Irrigation is certainly something you plan for in the initial landscape design, but are you really thinking through the possible scenarios?
Seasonal gardens and planters are huge in today’s landscapes and rightfully so. They allow style and color changes from season to season in an otherwise “fixed” landscape of shrubs and trees. They let people really express their tastes and celebrate each new season.
But these ever-changing plantings have particular watering requirements. It will depend on factors such as the type of plant and if they are newly planted or established, are they growing in the ground or in a planter, and other factors as well.
A Major Watering Concern
What you must consider when irrigating these seasonal gardens and features is the impact this watering will have on the trees and shrubs in these areas. If the seasonal plants are being watered frequently (which is often the case), there is the possibility that the trees and shrubs could be over-watered. This can sometimes cause irreparable damage.

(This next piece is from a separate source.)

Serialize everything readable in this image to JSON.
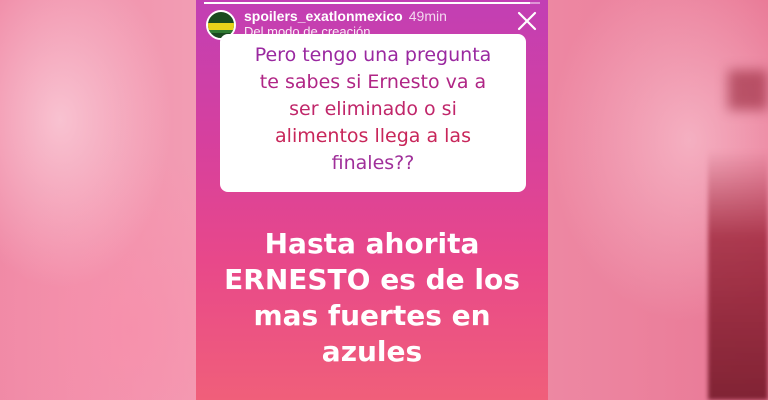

I frequently use remote faucets on my projects, strategically placed so that a short length of hose enables someone to water just those new and/or seasonal plantings without over-watering the neighboring trees and shrubs. Plus, these remote faucets are just handy in the event you need water for any reason and you’re quite a distance from the house.
We integrate them with the pressurized main water line for the sprinkler system so they are active during the “growing seasons” and then winterized in the fall.
If possible, consider these remote faucets when the landscape project is in the planning stage or is just started. It’s much easier to get the necessary pipe in the ground during the “site-work” phase of the job.
If by design your sprinkler system does not have a pressurized, PVC main, avoid using poly pipe that would be pressurized constantly. Poly pipe and its fittings are not meant to be under constant pressure.